For me, mathematics is reasoning, and most of the stats classes I've seen have had no reason whatsoever. It was all memorization and "this is true by definition" when professors didn't know what the background material was.
Statistics can be a great mathematical study, for someone who starts with a strong background in probability and counting.
Aside...
One problem that faces prob/stat is the lack of a good calculus. It's not accidental that most computer algebras don't have probability support, and when they do it's nearly unusable. Consider the following word problem:
"You roll a 6 sided dice. What is the probability that it comes up one?"
Answer: 1/6
"Added information: the evens are twice as heavy (likely to land) as the odds."
Answer: 1/9
An intuitive approach to a calculus of probability breaks the rule: $$\underline{A \vdash B} \\ A \land X \vdash B$$
Furthermore, in complex problems random variables do a poor job of capturing complex propositional dependencies and independencies.
Simple examples can be explained away with intuition, but the point of a calculus is to avoid the need for intution (as far as verification goes anyway). I'm sure my opinion is in the minority, but I still think that there is a lot of good progress that can be make in foundations of prob/stat.

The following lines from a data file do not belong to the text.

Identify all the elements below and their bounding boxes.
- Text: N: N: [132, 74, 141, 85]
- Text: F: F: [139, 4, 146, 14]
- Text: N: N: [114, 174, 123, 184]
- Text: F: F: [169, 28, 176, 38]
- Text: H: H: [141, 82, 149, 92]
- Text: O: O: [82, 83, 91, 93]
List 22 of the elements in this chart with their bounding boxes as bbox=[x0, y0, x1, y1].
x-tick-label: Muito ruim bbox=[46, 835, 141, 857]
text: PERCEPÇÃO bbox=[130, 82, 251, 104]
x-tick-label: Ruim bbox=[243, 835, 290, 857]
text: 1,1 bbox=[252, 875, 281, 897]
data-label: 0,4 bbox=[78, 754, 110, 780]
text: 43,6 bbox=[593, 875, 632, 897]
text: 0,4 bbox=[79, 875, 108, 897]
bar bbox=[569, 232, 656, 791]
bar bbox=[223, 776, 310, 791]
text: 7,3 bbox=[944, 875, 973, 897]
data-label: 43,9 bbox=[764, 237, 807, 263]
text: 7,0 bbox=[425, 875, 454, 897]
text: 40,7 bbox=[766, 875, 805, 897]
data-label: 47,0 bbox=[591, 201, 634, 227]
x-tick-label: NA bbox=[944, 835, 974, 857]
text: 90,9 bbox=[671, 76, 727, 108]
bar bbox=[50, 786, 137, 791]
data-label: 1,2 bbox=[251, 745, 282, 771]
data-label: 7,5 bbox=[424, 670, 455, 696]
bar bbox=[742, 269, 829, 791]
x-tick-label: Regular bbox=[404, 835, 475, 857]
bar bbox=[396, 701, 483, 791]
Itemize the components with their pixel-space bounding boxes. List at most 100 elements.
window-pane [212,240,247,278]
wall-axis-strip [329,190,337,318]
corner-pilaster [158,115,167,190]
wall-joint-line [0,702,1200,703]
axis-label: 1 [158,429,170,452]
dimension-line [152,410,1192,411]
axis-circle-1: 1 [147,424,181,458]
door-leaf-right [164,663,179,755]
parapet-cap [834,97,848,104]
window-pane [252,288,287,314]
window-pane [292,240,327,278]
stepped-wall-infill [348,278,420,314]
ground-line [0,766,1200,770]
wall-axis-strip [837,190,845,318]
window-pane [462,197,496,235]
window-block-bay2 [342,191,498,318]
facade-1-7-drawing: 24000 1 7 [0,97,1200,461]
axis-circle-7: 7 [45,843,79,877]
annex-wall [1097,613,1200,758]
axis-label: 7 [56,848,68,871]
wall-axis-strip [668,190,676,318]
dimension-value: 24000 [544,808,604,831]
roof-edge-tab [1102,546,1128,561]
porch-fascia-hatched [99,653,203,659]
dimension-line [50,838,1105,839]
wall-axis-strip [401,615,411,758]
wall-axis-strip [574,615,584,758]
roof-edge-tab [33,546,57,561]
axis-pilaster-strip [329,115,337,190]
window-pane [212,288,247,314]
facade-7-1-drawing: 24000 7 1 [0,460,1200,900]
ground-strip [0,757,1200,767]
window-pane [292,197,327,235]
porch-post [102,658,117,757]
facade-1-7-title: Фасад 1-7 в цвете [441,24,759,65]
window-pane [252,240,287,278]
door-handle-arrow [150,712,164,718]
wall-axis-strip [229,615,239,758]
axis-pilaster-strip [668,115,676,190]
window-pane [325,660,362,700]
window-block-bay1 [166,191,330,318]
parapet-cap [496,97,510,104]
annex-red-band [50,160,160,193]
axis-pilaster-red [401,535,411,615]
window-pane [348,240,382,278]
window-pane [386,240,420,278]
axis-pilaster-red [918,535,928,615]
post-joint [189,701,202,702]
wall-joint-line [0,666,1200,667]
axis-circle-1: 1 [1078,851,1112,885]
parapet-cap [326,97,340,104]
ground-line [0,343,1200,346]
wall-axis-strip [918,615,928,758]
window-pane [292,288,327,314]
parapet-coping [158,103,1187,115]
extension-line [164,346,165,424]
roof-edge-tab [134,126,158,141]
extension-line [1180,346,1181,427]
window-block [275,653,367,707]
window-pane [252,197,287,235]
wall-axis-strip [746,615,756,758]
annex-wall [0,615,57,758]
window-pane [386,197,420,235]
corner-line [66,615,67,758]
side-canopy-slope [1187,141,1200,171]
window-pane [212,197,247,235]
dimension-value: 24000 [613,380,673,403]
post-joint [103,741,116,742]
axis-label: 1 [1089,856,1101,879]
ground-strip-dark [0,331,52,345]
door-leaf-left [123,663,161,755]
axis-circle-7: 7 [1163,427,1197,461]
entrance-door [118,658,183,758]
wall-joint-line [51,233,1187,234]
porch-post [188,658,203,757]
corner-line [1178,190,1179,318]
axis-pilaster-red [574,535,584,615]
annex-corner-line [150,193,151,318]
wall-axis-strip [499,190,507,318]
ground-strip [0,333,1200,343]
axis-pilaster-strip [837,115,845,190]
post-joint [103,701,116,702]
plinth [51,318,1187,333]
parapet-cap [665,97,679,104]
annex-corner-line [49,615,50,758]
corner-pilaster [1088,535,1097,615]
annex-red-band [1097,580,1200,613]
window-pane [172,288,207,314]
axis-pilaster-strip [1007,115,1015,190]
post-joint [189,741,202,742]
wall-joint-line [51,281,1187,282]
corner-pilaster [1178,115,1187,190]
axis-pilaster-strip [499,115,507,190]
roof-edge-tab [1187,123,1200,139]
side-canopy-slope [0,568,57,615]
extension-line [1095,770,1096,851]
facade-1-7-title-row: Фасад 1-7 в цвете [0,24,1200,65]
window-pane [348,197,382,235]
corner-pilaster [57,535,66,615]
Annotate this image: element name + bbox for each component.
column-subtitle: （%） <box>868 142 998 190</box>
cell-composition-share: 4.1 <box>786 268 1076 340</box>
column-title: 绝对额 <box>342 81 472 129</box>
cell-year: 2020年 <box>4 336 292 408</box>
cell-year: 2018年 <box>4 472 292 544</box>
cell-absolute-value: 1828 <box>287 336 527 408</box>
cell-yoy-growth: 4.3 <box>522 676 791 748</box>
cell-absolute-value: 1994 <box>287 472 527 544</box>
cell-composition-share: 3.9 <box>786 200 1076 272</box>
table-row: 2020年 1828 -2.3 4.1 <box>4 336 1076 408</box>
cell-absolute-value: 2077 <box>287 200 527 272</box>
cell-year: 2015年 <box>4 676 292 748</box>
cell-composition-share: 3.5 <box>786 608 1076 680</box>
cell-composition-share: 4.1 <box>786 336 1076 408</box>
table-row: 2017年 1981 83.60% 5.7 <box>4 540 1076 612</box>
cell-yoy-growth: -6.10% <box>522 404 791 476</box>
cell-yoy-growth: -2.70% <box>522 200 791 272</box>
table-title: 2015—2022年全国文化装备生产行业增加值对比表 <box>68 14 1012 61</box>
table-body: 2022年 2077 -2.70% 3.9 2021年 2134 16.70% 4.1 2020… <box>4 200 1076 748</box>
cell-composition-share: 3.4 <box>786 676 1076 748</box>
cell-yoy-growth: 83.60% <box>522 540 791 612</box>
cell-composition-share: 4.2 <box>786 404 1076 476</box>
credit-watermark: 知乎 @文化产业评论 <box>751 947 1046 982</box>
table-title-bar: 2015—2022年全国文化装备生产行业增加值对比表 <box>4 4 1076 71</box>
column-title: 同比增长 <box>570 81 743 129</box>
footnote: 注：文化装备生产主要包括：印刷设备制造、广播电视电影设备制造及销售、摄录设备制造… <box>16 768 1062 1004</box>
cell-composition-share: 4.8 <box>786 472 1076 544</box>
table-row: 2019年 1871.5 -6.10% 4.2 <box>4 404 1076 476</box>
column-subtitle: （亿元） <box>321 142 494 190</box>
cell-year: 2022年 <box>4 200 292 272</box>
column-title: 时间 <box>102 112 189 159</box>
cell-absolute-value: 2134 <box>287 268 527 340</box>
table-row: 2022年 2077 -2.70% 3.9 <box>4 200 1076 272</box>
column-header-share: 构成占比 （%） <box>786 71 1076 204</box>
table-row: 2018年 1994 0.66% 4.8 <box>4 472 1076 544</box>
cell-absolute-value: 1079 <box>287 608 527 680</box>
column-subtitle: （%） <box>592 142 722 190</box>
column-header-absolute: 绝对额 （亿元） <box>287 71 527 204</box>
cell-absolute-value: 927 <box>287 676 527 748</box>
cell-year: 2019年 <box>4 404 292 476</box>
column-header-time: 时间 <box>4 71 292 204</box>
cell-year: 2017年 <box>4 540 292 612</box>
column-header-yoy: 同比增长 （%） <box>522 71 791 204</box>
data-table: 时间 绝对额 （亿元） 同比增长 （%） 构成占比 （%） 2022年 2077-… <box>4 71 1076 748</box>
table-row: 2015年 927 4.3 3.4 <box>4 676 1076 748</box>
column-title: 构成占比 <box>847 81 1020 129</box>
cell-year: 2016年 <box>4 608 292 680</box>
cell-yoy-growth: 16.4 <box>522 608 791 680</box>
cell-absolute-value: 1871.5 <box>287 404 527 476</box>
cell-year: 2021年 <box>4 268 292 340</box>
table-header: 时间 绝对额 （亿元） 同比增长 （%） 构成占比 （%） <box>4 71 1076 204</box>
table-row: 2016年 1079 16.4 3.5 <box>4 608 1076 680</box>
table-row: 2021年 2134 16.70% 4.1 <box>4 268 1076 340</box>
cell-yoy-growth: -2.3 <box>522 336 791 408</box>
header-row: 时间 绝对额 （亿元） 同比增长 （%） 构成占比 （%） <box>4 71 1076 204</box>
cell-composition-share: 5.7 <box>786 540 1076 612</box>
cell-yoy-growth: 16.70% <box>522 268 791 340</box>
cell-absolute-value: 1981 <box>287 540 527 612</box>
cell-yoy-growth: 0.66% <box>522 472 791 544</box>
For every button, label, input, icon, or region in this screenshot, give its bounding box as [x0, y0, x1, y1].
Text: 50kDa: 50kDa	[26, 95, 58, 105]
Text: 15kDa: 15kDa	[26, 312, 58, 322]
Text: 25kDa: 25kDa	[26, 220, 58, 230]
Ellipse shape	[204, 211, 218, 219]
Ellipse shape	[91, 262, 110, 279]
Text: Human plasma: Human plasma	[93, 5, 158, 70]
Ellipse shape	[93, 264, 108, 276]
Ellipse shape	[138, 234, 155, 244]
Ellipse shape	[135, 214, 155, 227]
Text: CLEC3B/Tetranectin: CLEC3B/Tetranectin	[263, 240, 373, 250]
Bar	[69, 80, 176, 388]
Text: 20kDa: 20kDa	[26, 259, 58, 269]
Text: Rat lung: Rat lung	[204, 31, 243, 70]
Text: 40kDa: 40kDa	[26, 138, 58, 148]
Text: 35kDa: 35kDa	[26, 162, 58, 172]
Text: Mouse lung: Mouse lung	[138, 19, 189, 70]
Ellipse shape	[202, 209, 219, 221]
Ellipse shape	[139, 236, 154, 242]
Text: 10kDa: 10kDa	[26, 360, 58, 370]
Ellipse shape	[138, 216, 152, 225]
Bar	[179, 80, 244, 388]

At my university, the departments are separate. While they have a bit of interaction (i.e. we share a restroom on the second floor), there is very little contact between the two departments. This is true from the earliest freshman classes, clear through to professorial research. The two departments really do not interact. So while the subject matter may be similar ("numbers"), for all intents and purposes, the two fields might as well be totally separate.
One other thing I note is that to get a math degree at my institution, one needs to take a single stats course. In fact, only one stats course can even be counted towards a degree in math. That is the most they will count. But, the stats department requires multiple math courses to earn a degree (BS) in stats.
My personal view on the matter is that stats is a branch of applied math, much like earning a degree in Korean is a branch of linguistics; but, much of the lingual theory of the latter is avoided in earning the former.